Türkiye karşıtı manevraların kısa tarihi

Türkiye, yakın tarihi boyunca, iktisadi gelişim kaydettiği, kaynaklarını çeşitlendirdiği ve bölgedeki hadiselerle ilgili olarak söz sahibi olma arzusunda olduğu her durumda terör saldırılarının hedefi oldu.

1830 yılında Osmanlı Devleti ile Amerika Birleşik Devletleri arasında bir ticaret anlaşması imzalandı. Bu anlaşma sadece bildiğimiz manada ticaretle ilgili değildi. Silah ve gemi inşa sanayii ile ilgili de işbirliğini öngörüyordu. Bunun neticesi olarak 1832’den itibaren ABD’li mühendisler Eckford ve Rhodes, II. Mahmut tarafından Aynalıkavak’ta kendilerine tahsis edilen tersanede birçok gemi inşa etmiş, Osmanlı Devleti’ne teknoloji transferi yapmışlardı. Bu mühendislerin başarılı olmasında II. Mahmut’un ve onun kaptanpaşası Çengeloğlu Tahir Paşa’nın rolü büyük olmuştur.

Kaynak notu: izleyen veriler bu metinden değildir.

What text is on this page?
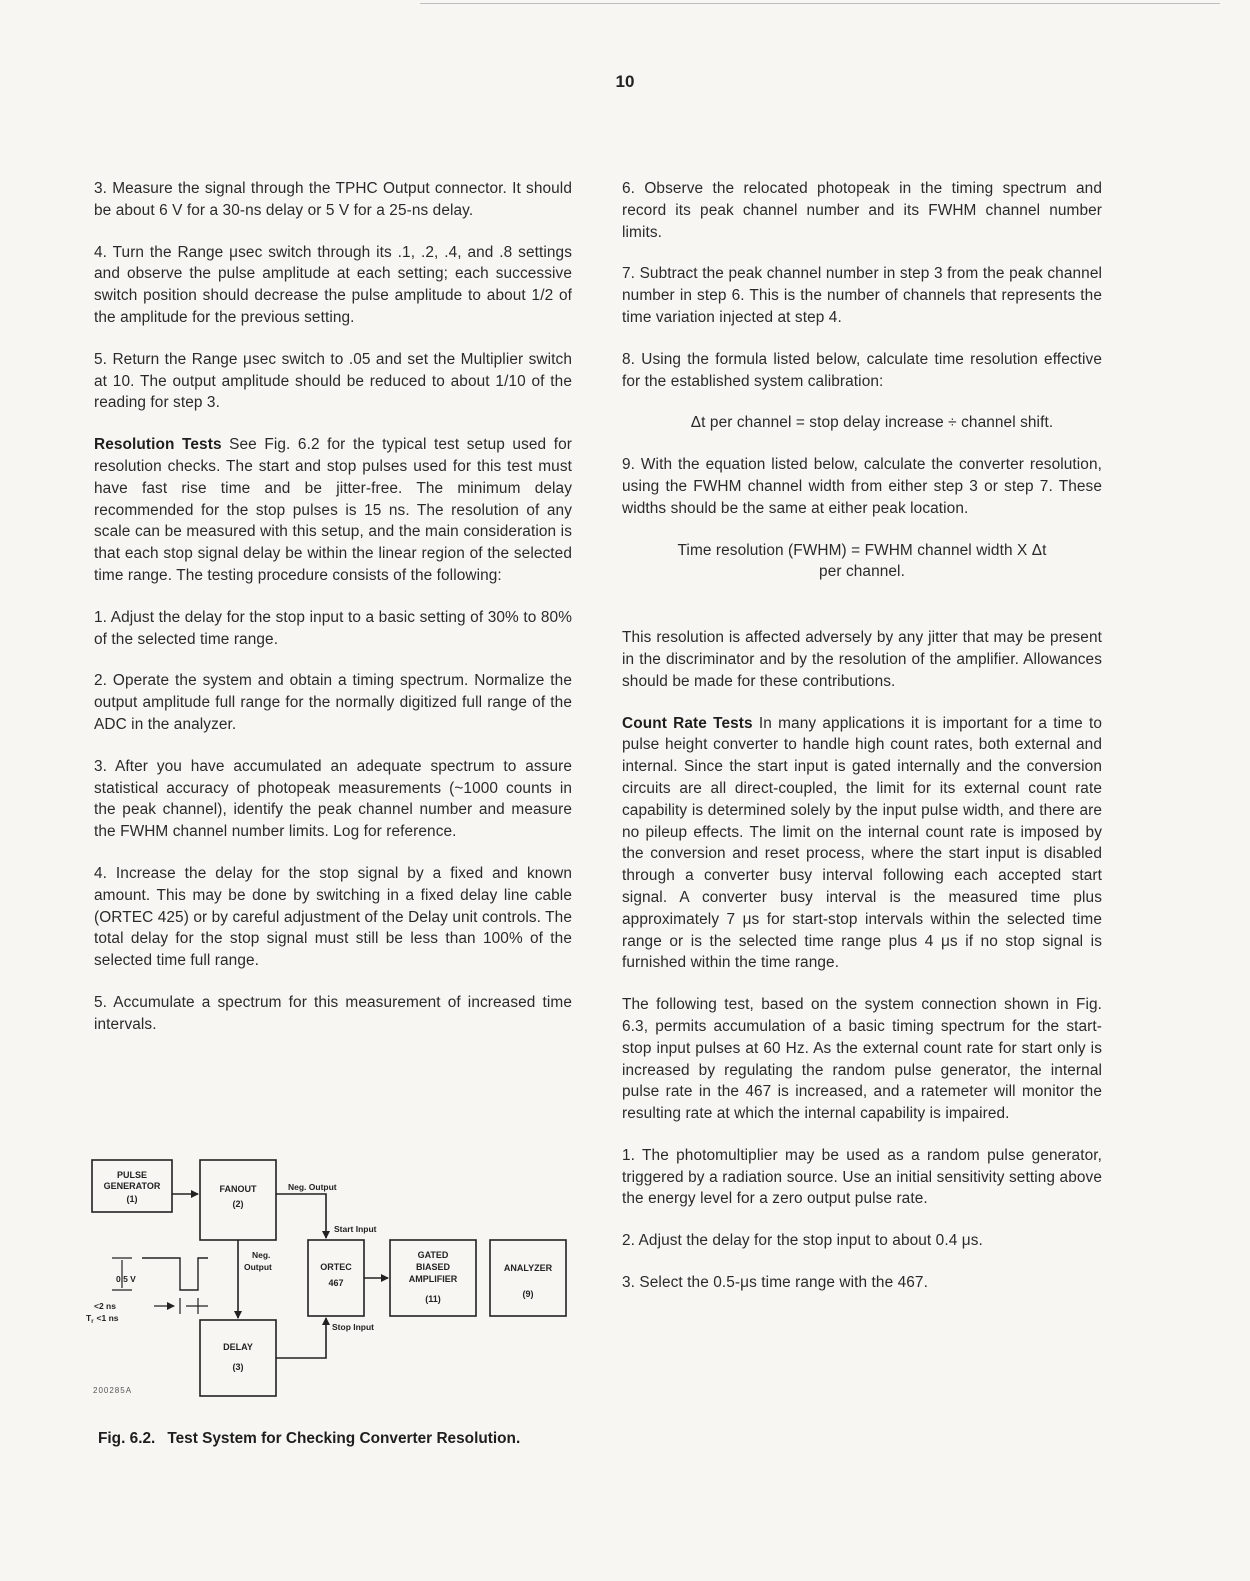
10

3. Measure the signal through the TPHC Output connector. It should be about 6 V for a 30-ns delay or 5 V for a 25-ns delay.

4. Turn the Range μsec switch through its .1, .2, .4, and .8 settings and observe the pulse amplitude at each setting; each successive switch position should decrease the pulse amplitude to about 1/2 of the amplitude for the previous setting.

5. Return the Range μsec switch to .05 and set the Multiplier switch at 10. The output amplitude should be reduced to about 1/10 of the reading for step 3.

Resolution Tests See Fig. 6.2 for the typical test setup used for resolution checks. The start and stop pulses used for this test must have fast rise time and be jitter-free. The minimum delay recommended for the stop pulses is 15 ns. The resolution of any scale can be measured with this setup, and the main consideration is that each stop signal delay be within the linear region of the selected time range. The testing procedure consists of the following:

1. Adjust the delay for the stop input to a basic setting of 30% to 80% of the selected time range.

2. Operate the system and obtain a timing spectrum. Normalize the output amplitude full range for the normally digitized full range of the ADC in the analyzer.

3. After you have accumulated an adequate spectrum to assure statistical accuracy of photopeak measurements (~1000 counts in the peak channel), identify the peak channel number and measure the FWHM channel number limits. Log for reference.

4. Increase the delay for the stop signal by a fixed and known amount. This may be done by switching in a fixed delay line cable (ORTEC 425) or by careful adjustment of the Delay unit controls. The total delay for the stop signal must still be less than 100% of the selected time full range.

5. Accumulate a spectrum for this measurement of increased time intervals.

6. Observe the relocated photopeak in the timing spectrum and record its peak channel number and its FWHM channel number limits.

7. Subtract the peak channel number in step 3 from the peak channel number in step 6. This is the number of channels that represents the time variation injected at step 4.

8. Using the formula listed below, calculate time resolution effective for the established system calibration:

Δt per channel = stop delay increase ÷ channel shift.

9. With the equation listed below, calculate the converter resolution, using the FWHM channel width from either step 3 or step 7. These widths should be the same at either peak location.

Time resolution (FWHM) = FWHM channel width X Δt
per channel.

This resolution is affected adversely by any jitter that may be present in the discriminator and by the resolution of the amplifier. Allowances should be made for these contributions.

Count Rate Tests In many applications it is important for a time to pulse height converter to handle high count rates, both external and internal. Since the start input is gated internally and the conversion circuits are all direct-coupled, the limit for its external count rate capability is determined solely by the input pulse width, and there are no pileup effects. The limit on the internal count rate is imposed by the conversion and reset process, where the start input is disabled through a converter busy interval following each accepted start signal. A converter busy interval is the measured time plus approximately 7 μs for start-stop intervals within the selected time range or is the selected time range plus 4 μs if no stop signal is furnished within the time range.

The following test, based on the system connection shown in Fig. 6.3, permits accumulation of a basic timing spectrum for the start-stop input pulses at 60 Hz. As the external count rate for start only is increased by regulating the random pulse generator, the internal pulse rate in the 467 is increased, and a ratemeter will monitor the resulting rate at which the internal capability is impaired.

1. The photomultiplier may be used as a random pulse generator, triggered by a radiation source. Use an initial sensitivity setting above the energy level for a zero output pulse rate.

2. Adjust the delay for the stop input to about 0.4 μs.

3. Select the 0.5-μs time range with the 467.

PULSE
GENERATOR
(1)
FANOUT
(2)
ORTEC
467
GATED
BIASED
AMPLIFIER
(11)
ANALYZER
(9)
DELAY
(3)
Neg. Output
Start Input
Neg.
Output
Stop Input
0.5 V
<2 ns
$T_r <1$ ns
200285A
Fig. 6.2. Test System for Checking Converter Resolution.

Osmanlı Devleti 18. Yüzyılın son döneminden itibaren yabancı danışmanlar marifeti ile bazı işlerini yapmaya başladı. İlk danışmanlar İsveç, Belçika, Fransa ve İngiltere’dendi; yani Avrupa’dan. Türkiye’nin ABD ile teknolojik işbirliğine dayanan ve harp sanayiini de içine alan bir anlaşma yapması rahatsızlık uyandırmıştı.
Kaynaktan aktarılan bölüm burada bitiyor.